I would now like to turn for a moment to the issue of job creation. In my riding of Annapolis Valley-Hants, job creation continues to be one of the most important concerns I am hearing. Even the finance committee's report states that Canada is faced with a situation where employment growth remains strong but unemployment continues to persist at unacceptably high rates.
It is true that during the last three years jobs have been created. At last report there were some 670,000 new jobs created in Canada. While this is no small number, unemployment numbers across the country clearly show us that more needs to be done. I believe in the position put forward by our government that our primary responsibility is to create the right economic climate for job growth.
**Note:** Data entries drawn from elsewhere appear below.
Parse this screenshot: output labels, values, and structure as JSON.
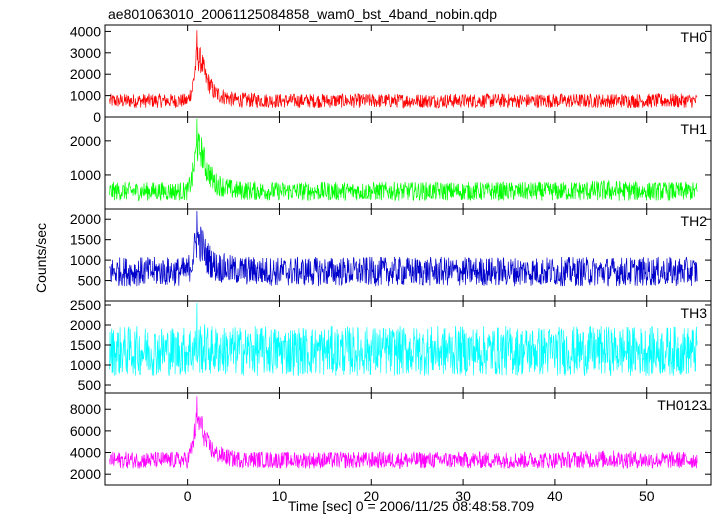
{
  "chart_data": {
    "type": "line",
    "title": "ae801063010_20061125084858_wam0_bst_4band_nobin.qdp",
    "xlabel": "Time [sec] 0 = 2006/11/25 08:48:58.709",
    "ylabel": "Counts/sec",
    "xlim": [
      -9,
      57
    ],
    "x_ticks": [
      0,
      10,
      20,
      30,
      40,
      50
    ],
    "grid": false,
    "legend": "none",
    "panels": [
      {
        "name": "TH0",
        "color": "#ff0000",
        "ylim": [
          0,
          4300
        ],
        "y_ticks": [
          0,
          1000,
          2000,
          3000,
          4000
        ],
        "x": [
          -8.5,
          -5,
          0,
          0.5,
          1,
          1.5,
          2,
          3,
          5,
          10,
          20,
          30,
          40,
          46,
          50,
          55.5
        ],
        "y_mean": [
          750,
          760,
          760,
          1300,
          2800,
          2600,
          1800,
          1100,
          800,
          760,
          760,
          760,
          760,
          760,
          760,
          760
        ],
        "noise": [
          280,
          280,
          280,
          350,
          550,
          500,
          420,
          350,
          300,
          280,
          280,
          280,
          280,
          280,
          280,
          280
        ],
        "peak": 4050
      },
      {
        "name": "TH1",
        "color": "#00ff00",
        "ylim": [
          0,
          2700
        ],
        "y_ticks": [
          1000,
          2000
        ],
        "x": [
          -8.5,
          -5,
          0,
          0.5,
          1,
          1.5,
          2,
          3,
          5,
          10,
          20,
          30,
          40,
          46,
          50,
          55.5
        ],
        "y_mean": [
          520,
          520,
          520,
          900,
          1800,
          1700,
          1200,
          750,
          550,
          520,
          520,
          520,
          520,
          540,
          520,
          520
        ],
        "noise": [
          230,
          230,
          230,
          300,
          420,
          400,
          340,
          280,
          240,
          230,
          230,
          230,
          230,
          260,
          230,
          230
        ],
        "peak": 2650
      },
      {
        "name": "TH2",
        "color": "#0000cc",
        "ylim": [
          0,
          2250
        ],
        "y_ticks": [
          500,
          1000,
          1500,
          2000
        ],
        "x": [
          -8.5,
          -5,
          0,
          0.5,
          1,
          1.5,
          2,
          3,
          5,
          10,
          20,
          30,
          40,
          46,
          50,
          55.5
        ],
        "y_mean": [
          720,
          720,
          720,
          1000,
          1500,
          1400,
          1100,
          850,
          750,
          720,
          720,
          720,
          720,
          720,
          720,
          720
        ],
        "noise": [
          300,
          300,
          300,
          350,
          420,
          400,
          360,
          320,
          300,
          300,
          300,
          300,
          300,
          300,
          300,
          300
        ],
        "peak": 2200
      },
      {
        "name": "TH3",
        "color": "#00ffff",
        "ylim": [
          300,
          2600
        ],
        "y_ticks": [
          500,
          1000,
          1500,
          2000,
          2500
        ],
        "x": [
          -8.5,
          -5,
          0,
          0.5,
          1,
          1.5,
          2,
          3,
          5,
          10,
          20,
          30,
          40,
          46,
          50,
          55.5
        ],
        "y_mean": [
          1350,
          1350,
          1350,
          1400,
          1450,
          1420,
          1380,
          1360,
          1350,
          1350,
          1350,
          1350,
          1350,
          1350,
          1350,
          1350
        ],
        "noise": [
          520,
          520,
          520,
          540,
          560,
          550,
          530,
          520,
          520,
          520,
          520,
          520,
          520,
          520,
          520,
          520
        ],
        "peak": 2550
      },
      {
        "name": "TH0123",
        "color": "#ff00ff",
        "ylim": [
          1000,
          9500
        ],
        "y_ticks": [
          2000,
          4000,
          6000,
          8000
        ],
        "x": [
          -8.5,
          -5,
          0,
          0.5,
          1,
          1.5,
          2,
          3,
          5,
          10,
          20,
          30,
          40,
          46,
          50,
          55.5
        ],
        "y_mean": [
          3300,
          3300,
          3300,
          4500,
          7000,
          6500,
          5000,
          3900,
          3400,
          3300,
          3300,
          3300,
          3300,
          3400,
          3300,
          3300
        ],
        "noise": [
          650,
          650,
          650,
          800,
          1100,
          1000,
          850,
          700,
          650,
          650,
          650,
          650,
          650,
          700,
          650,
          650
        ],
        "peak": 9200
      }
    ]
  }
}
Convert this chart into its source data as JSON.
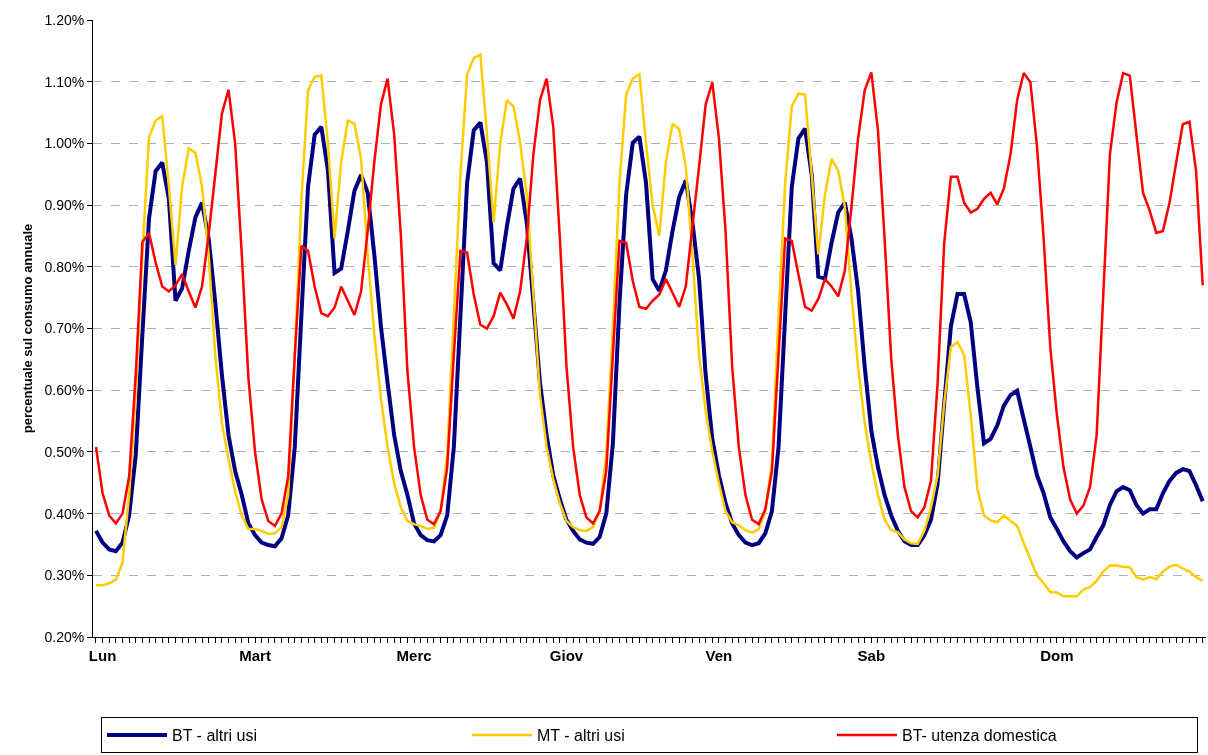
{
  "chart_data": {
    "type": "line",
    "ylabel": "percentuale sul consumo annuale",
    "categories": [
      null,
      "Lun",
      null,
      null,
      null,
      null,
      null,
      null,
      null,
      null,
      null,
      null,
      null,
      null,
      null,
      null,
      null,
      null,
      null,
      null,
      null,
      null,
      null,
      null,
      "Mart",
      null,
      null,
      null,
      null,
      null,
      null,
      null,
      null,
      null,
      null,
      null,
      null,
      null,
      null,
      null,
      null,
      null,
      null,
      null,
      null,
      null,
      null,
      null,
      "Merc",
      null,
      null,
      null,
      null,
      null,
      null,
      null,
      null,
      null,
      null,
      null,
      null,
      null,
      null,
      null,
      null,
      null,
      null,
      null,
      null,
      null,
      null,
      "Giov",
      null,
      null,
      null,
      null,
      null,
      null,
      null,
      null,
      null,
      null,
      null,
      null,
      null,
      null,
      null,
      null,
      null,
      null,
      null,
      null,
      null,
      null,
      "Ven",
      null,
      null,
      null,
      null,
      null,
      null,
      null,
      null,
      null,
      null,
      null,
      null,
      null,
      null,
      null,
      null,
      null,
      null,
      null,
      null,
      null,
      null,
      "Sab",
      null,
      null,
      null,
      null,
      null,
      null,
      null,
      null,
      null,
      null,
      null,
      null,
      null,
      null,
      null,
      null,
      null,
      null,
      null,
      null,
      null,
      null,
      null,
      null,
      null,
      null,
      null,
      "Dom",
      null,
      null,
      null,
      null,
      null,
      null,
      null,
      null,
      null,
      null,
      null,
      null,
      null,
      null,
      null,
      null,
      null,
      null,
      null,
      null,
      null,
      null
    ],
    "series": [
      {
        "name": "BT - altri usi",
        "color": "#000080",
        "values": [
          0.372,
          0.353,
          0.342,
          0.339,
          0.353,
          0.397,
          0.495,
          0.69,
          0.878,
          0.955,
          0.969,
          0.91,
          0.745,
          0.765,
          0.826,
          0.88,
          0.904,
          0.846,
          0.742,
          0.625,
          0.527,
          0.469,
          0.43,
          0.384,
          0.365,
          0.353,
          0.349,
          0.347,
          0.36,
          0.397,
          0.508,
          0.722,
          0.93,
          1.014,
          1.027,
          0.956,
          0.79,
          0.797,
          0.858,
          0.923,
          0.949,
          0.92,
          0.82,
          0.703,
          0.612,
          0.527,
          0.469,
          0.43,
          0.384,
          0.365,
          0.357,
          0.355,
          0.365,
          0.397,
          0.508,
          0.722,
          0.936,
          1.021,
          1.034,
          0.969,
          0.806,
          0.794,
          0.865,
          0.927,
          0.943,
          0.872,
          0.742,
          0.612,
          0.527,
          0.462,
          0.423,
          0.39,
          0.372,
          0.358,
          0.353,
          0.351,
          0.362,
          0.4,
          0.514,
          0.742,
          0.917,
          1.001,
          1.011,
          0.936,
          0.78,
          0.761,
          0.794,
          0.858,
          0.913,
          0.94,
          0.872,
          0.781,
          0.625,
          0.521,
          0.462,
          0.417,
          0.384,
          0.365,
          0.353,
          0.349,
          0.352,
          0.368,
          0.404,
          0.508,
          0.722,
          0.93,
          1.008,
          1.024,
          0.949,
          0.784,
          0.781,
          0.839,
          0.888,
          0.904,
          0.846,
          0.761,
          0.638,
          0.534,
          0.475,
          0.43,
          0.397,
          0.372,
          0.355,
          0.349,
          0.349,
          0.365,
          0.39,
          0.449,
          0.579,
          0.703,
          0.756,
          0.756,
          0.71,
          0.605,
          0.514,
          0.521,
          0.543,
          0.575,
          0.592,
          0.599,
          0.553,
          0.508,
          0.462,
          0.433,
          0.394,
          0.375,
          0.355,
          0.339,
          0.329,
          0.336,
          0.342,
          0.362,
          0.381,
          0.414,
          0.436,
          0.443,
          0.438,
          0.414,
          0.4,
          0.407,
          0.407,
          0.433,
          0.453,
          0.466,
          0.472,
          0.469,
          0.446,
          0.42
        ]
      },
      {
        "name": "MT - altri usi",
        "color": "#ffcc00",
        "values": [
          0.284,
          0.284,
          0.287,
          0.293,
          0.32,
          0.43,
          0.592,
          0.82,
          1.01,
          1.037,
          1.044,
          0.93,
          0.803,
          0.93,
          0.992,
          0.985,
          0.93,
          0.82,
          0.657,
          0.547,
          0.488,
          0.436,
          0.397,
          0.375,
          0.375,
          0.372,
          0.367,
          0.368,
          0.378,
          0.43,
          0.657,
          0.91,
          1.086,
          1.108,
          1.11,
          1.0,
          0.846,
          0.97,
          1.037,
          1.032,
          0.975,
          0.82,
          0.69,
          0.586,
          0.508,
          0.449,
          0.41,
          0.388,
          0.383,
          0.38,
          0.375,
          0.377,
          0.404,
          0.495,
          0.722,
          0.95,
          1.112,
          1.138,
          1.144,
          1.014,
          0.872,
          1.001,
          1.07,
          1.06,
          1.001,
          0.917,
          0.755,
          0.592,
          0.508,
          0.456,
          0.417,
          0.388,
          0.378,
          0.373,
          0.372,
          0.378,
          0.404,
          0.495,
          0.703,
          0.936,
          1.079,
          1.105,
          1.112,
          1.0,
          0.9,
          0.85,
          0.97,
          1.032,
          1.023,
          0.962,
          0.82,
          0.657,
          0.566,
          0.501,
          0.449,
          0.404,
          0.386,
          0.381,
          0.373,
          0.369,
          0.375,
          0.404,
          0.482,
          0.722,
          0.936,
          1.06,
          1.081,
          1.079,
          0.949,
          0.82,
          0.917,
          0.975,
          0.956,
          0.897,
          0.755,
          0.638,
          0.547,
          0.482,
          0.43,
          0.39,
          0.373,
          0.37,
          0.358,
          0.352,
          0.351,
          0.372,
          0.41,
          0.462,
          0.579,
          0.67,
          0.678,
          0.657,
          0.56,
          0.44,
          0.397,
          0.389,
          0.386,
          0.397,
          0.388,
          0.38,
          0.352,
          0.326,
          0.3,
          0.287,
          0.273,
          0.272,
          0.266,
          0.266,
          0.266,
          0.277,
          0.281,
          0.291,
          0.306,
          0.316,
          0.316,
          0.314,
          0.313,
          0.297,
          0.293,
          0.297,
          0.294,
          0.306,
          0.314,
          0.317,
          0.311,
          0.306,
          0.297,
          0.291
        ]
      },
      {
        "name": "BT- utenza domestica",
        "color": "#ff0000",
        "values": [
          0.508,
          0.433,
          0.397,
          0.384,
          0.4,
          0.46,
          0.625,
          0.84,
          0.855,
          0.807,
          0.768,
          0.76,
          0.77,
          0.788,
          0.76,
          0.734,
          0.768,
          0.852,
          0.95,
          1.048,
          1.087,
          1.0,
          0.82,
          0.62,
          0.5,
          0.423,
          0.388,
          0.38,
          0.4,
          0.46,
          0.657,
          0.834,
          0.826,
          0.768,
          0.725,
          0.72,
          0.734,
          0.768,
          0.745,
          0.722,
          0.76,
          0.858,
          0.97,
          1.063,
          1.105,
          1.014,
          0.852,
          0.63,
          0.508,
          0.43,
          0.39,
          0.383,
          0.404,
          0.475,
          0.657,
          0.826,
          0.823,
          0.755,
          0.706,
          0.7,
          0.72,
          0.758,
          0.739,
          0.716,
          0.76,
          0.846,
          0.982,
          1.07,
          1.105,
          1.027,
          0.846,
          0.638,
          0.508,
          0.43,
          0.394,
          0.384,
          0.404,
          0.469,
          0.657,
          0.842,
          0.839,
          0.777,
          0.735,
          0.732,
          0.745,
          0.755,
          0.78,
          0.758,
          0.735,
          0.768,
          0.865,
          0.962,
          1.063,
          1.099,
          1.008,
          0.858,
          0.638,
          0.508,
          0.43,
          0.39,
          0.383,
          0.407,
          0.469,
          0.657,
          0.846,
          0.842,
          0.787,
          0.735,
          0.729,
          0.748,
          0.78,
          0.768,
          0.752,
          0.794,
          0.897,
          1.008,
          1.086,
          1.115,
          1.021,
          0.846,
          0.651,
          0.527,
          0.443,
          0.404,
          0.394,
          0.41,
          0.453,
          0.612,
          0.839,
          0.946,
          0.946,
          0.904,
          0.888,
          0.894,
          0.91,
          0.92,
          0.901,
          0.927,
          0.982,
          1.07,
          1.114,
          1.099,
          0.995,
          0.846,
          0.67,
          0.56,
          0.475,
          0.423,
          0.4,
          0.413,
          0.443,
          0.527,
          0.755,
          0.982,
          1.066,
          1.114,
          1.11,
          1.014,
          0.92,
          0.891,
          0.855,
          0.858,
          0.904,
          0.969,
          1.031,
          1.035,
          0.956,
          0.77
        ]
      }
    ],
    "ylim": [
      0.2,
      1.2
    ],
    "yticks": [
      {
        "value": 0.2,
        "label": "0.20%"
      },
      {
        "value": 0.3,
        "label": "0.30%"
      },
      {
        "value": 0.4,
        "label": "0.40%"
      },
      {
        "value": 0.5,
        "label": "0.50%"
      },
      {
        "value": 0.6,
        "label": "0.60%"
      },
      {
        "value": 0.7,
        "label": "0.70%"
      },
      {
        "value": 0.8,
        "label": "0.80%"
      },
      {
        "value": 0.9,
        "label": "0.90%"
      },
      {
        "value": 1.0,
        "label": "1.00%"
      },
      {
        "value": 1.1,
        "label": "1.10%"
      },
      {
        "value": 1.2,
        "label": "1.20%"
      }
    ],
    "grid": "y",
    "legend": "bottom",
    "marker": "none",
    "line_style": "solid"
  }
}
When I say that our government must play a greater role in job creation, I am not referring to costly short term, make work projects that have little long term benefit. Instead our government must continue to focus on creating new partnerships with the private sector, research and educational institutions and other levels of government. We need to be an active partner in those areas where we can help create new jobs.
A perfect example of this type of partnership is the national infrastructure program. The first tripartite agreement was a tremendous success. In my riding of Annapolis Valley-Hants a total of $22.3 million was invested in order to address local priorities. This program showed that when governments are working to achieve common goals, our communities reap the benefits from this co-operative spirit.
I was pleased therefore to see that in the finance committee's report there is a recommendation calling for a new infrastructure program. I was also pleased that as a part of this program the committee has recommended that we refocus our infrastructure dollars toward research and development. This is a recommendation I fully support.
I would like to also add that as well as partnering with universities and health institutions, we should focus greater attention on R and D in the agriculture and natural resources sectors. These sectors are extremely important to rural communities like those in my riding of Annapolis Valley-Hants.
As well focus must be given to our transportation and communication infrastructures. This is particularly true in Atlantic Canada. By focusing more attention to these areas we can help create sustainable jobs in our rural communities.
There is a lot more I would like to say on this issue but I see that my time is running short. I will close by once again commending the work of the finance committee and the many excellent recommendations it has put forward. This document offers a thoughtful analysis of the many serious issues still facing our government and all Canadians.